Вот вся совокупность подобных монашеских влияний и полезна мирянам, желающим, как я сказал, утвердиться в истинном христианстве, не заменяя его сентиментальным учением неверующей любви, которое не только неприложимо на практике запутанной жизни нашей, но даже противно своей фальшивостью и ложью.

II

Когда речь идет о современном русском монашестве, нельзя не вспомнить о жалобах, которые приходится нередко на него слышать. Осуждения недоброжелательства в либеральном духе, как придирчивые и глупые по существу, – я оставляю в стороне; я хочу сказать несколько слов лишь о тех жалобах, которые можно назвать жалобами доброжелательного усердия.

Люди умные, религиозные люди, желающие видеть в иноках образцы добродетелей, досадуют (и часто весьма основательно) на то, что большинство монахов нашего времени слишком уж недалеко понятиями, слишком грубо, серо, жестко, нередко гораздо жестче благовоспитанных и тонких чувствами мирян.

Это отчасти правда.

Но кто же, прежде всего, виновен в этом, как опять не мы же!

Мы, представители передового сословия, – мы люди благовоспитанные, привычками тонкие, сердцем гуманные. Не мы ли отступились от монастырей?
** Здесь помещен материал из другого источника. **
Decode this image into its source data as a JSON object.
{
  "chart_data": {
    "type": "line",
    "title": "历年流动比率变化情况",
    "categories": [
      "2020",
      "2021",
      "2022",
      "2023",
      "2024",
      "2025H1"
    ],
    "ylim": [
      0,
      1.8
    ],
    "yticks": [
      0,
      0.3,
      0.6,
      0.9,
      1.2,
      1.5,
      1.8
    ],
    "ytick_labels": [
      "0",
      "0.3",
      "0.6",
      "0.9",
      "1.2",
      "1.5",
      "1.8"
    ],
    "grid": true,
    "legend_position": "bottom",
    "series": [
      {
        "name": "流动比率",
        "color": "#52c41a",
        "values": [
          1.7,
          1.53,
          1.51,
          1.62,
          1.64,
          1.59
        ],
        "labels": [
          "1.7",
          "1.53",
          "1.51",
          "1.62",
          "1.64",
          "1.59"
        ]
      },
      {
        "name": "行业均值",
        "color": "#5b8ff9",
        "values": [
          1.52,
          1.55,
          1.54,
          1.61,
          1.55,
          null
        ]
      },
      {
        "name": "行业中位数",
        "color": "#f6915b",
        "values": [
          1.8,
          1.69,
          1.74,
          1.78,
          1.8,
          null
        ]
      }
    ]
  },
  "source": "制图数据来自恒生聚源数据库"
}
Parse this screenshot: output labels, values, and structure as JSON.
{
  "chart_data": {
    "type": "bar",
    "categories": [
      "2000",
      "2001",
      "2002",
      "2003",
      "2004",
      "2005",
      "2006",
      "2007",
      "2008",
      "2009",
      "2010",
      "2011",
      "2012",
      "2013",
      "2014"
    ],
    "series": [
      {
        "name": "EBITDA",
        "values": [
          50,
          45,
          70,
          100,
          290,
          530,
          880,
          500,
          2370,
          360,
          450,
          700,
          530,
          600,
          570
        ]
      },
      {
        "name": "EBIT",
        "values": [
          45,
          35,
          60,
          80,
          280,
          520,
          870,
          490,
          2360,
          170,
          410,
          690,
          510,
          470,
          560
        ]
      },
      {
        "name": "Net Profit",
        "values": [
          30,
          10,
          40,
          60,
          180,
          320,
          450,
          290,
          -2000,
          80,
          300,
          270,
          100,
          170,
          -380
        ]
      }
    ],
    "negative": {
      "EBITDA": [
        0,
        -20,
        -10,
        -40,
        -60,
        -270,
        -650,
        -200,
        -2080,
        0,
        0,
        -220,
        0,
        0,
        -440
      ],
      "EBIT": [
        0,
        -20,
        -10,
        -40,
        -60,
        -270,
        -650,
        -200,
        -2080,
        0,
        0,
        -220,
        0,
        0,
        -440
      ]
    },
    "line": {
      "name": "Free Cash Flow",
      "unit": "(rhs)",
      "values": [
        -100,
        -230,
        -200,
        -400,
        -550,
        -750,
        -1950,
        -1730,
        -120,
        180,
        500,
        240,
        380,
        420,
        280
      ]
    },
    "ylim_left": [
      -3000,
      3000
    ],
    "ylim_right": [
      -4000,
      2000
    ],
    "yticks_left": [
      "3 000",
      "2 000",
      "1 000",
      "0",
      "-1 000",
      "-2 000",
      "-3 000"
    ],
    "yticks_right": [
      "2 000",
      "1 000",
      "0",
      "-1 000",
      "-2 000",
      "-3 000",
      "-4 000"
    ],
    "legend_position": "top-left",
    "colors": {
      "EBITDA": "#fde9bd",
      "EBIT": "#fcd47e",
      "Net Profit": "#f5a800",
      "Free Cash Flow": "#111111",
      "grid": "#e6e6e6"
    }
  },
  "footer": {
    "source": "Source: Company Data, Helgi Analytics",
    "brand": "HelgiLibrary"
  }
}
Не мы ли забыли о громадной, о ничем другим не заменимой важности их учения не только для нашей личной дисциплины, но и для строения государственного, и даже для умственной независимости нашей от Запада, неуклонно и слепо стремящегося к той самой всеобщей равноправности, к той самой ненависти к подчинению, на которую указывал старец, как на вернейший признак приближения конца!

Не мы ли, люди с «рыцарскими» преданиями, воспитанные на благородных, романтических и утонченных идеалах, – не мы ли, увлекшись вослед за стареющей Европой во все ее новейшие, пошлые и плоские вкусы и мечты, – предоставили господство в монастырях купцам Островского и сыновьям церковных причетников?

И не их корить надо, а нас, дворян, зато, что русские монахи грубее и ограниченнее, чем они могли бы быть, если бы в их среде естественно преобладали люди высшего образования.

Конечно, святые люди выходили и будут выходить из всех сословий; но истинные святые были всегда исключениями; а хорошо бесспорно и то, чтобы средний уровень монашества (и вообще духовенства) был бы повыше. С этим нельзя не согласиться.

Монастыри – учреждения хотя и священные, но все же таки и человеческие. (Богочеловеческие, как любит обо всем религиозном выражаться Влад<имир> Соловьев.) Поэтому и в них, как и во всей церковной жизни, человеческое начало остается верно и своим душевно-естественным законам. Как бы ни проникался инок общим и даже наивысшим духом монашества, он непременно сохраняет в себе некоторые привычки и наклонности своего времени, своей национальности, своего сословного воспитания и своей личной натуры.

Купцы Островского и сыновья церковных причетников, господствовавшие последние два века в русских обителях, послужили как умели и как могли Православию верой и правдой.

Они работали Богу (а косвенно и Царю, и народу) – по совести, по мере своего разумения и по характеру своих сословных привычек и вкусов…

А мы? Много ли было из нашего круга за последнее столетие – великих подвижников, замечательных настоятелей, духовных старцев? Известные чем бы то ни было за все это время монахи из дворян – все наперечет. Я говорю только известные чем бы то ни было, – я у же не говорю прославленные святостью, – заметьте.

К тому же не надо упускать из виду и то обстоятельство, что когда количество людей, переходящих из одного сословия в другое, очень мало, то они неизбежно подчиняются привычкам и понятиям подавляющего большинства. И если при этом самобытная работа мысли у человека не особенно сильна, то он очень легко смешивает то существенное, что принадлежит и должно принадлежать новому обществу, которого он стал членом, со всем несущественным и случайным, могущим, не расстраивая основ известной социальной группы, изменяться к худшему и к лучшему. Монастыри суть учреждения весьма устойчивые и малоподвижные по основам своим – по преданиям, уставам, по духу учения, но они весьма подвижны по личному составу их членов.

Всякий может стать монахом и всякий вносит в монастырь кой-что от привычек, вкусов и понятий того сословия или класса, в котором он родился и рос; особенно это резко, если он поступил не слишком молодым. Дворян родовитых, образованных по-светски и умственно, в уровень века развитых, было у нас до последнего времени в монастырях очень мало, и потому естественно, что и они, погруженные в толпу крестьян, торговцев, мещан и церковников, утрачивали много и таких свойств, которые, при других условиях, они могли бы сохранить с пользой для общества и без вреда для личного своего спасения. В монастырях такого рода утратам благоприятствует к тому же и самое учение; надо отсекать волю донельзя, надо повиноваться, надо смиряться. И вот, в среде преобладающих и иначе воспитанных людей (вообще посерее) вместе с плевелами личными выдергивается и кой-что из той пшеницы, которую посеяло в людях более тонкое и высокое домашнее и сословное воспитание.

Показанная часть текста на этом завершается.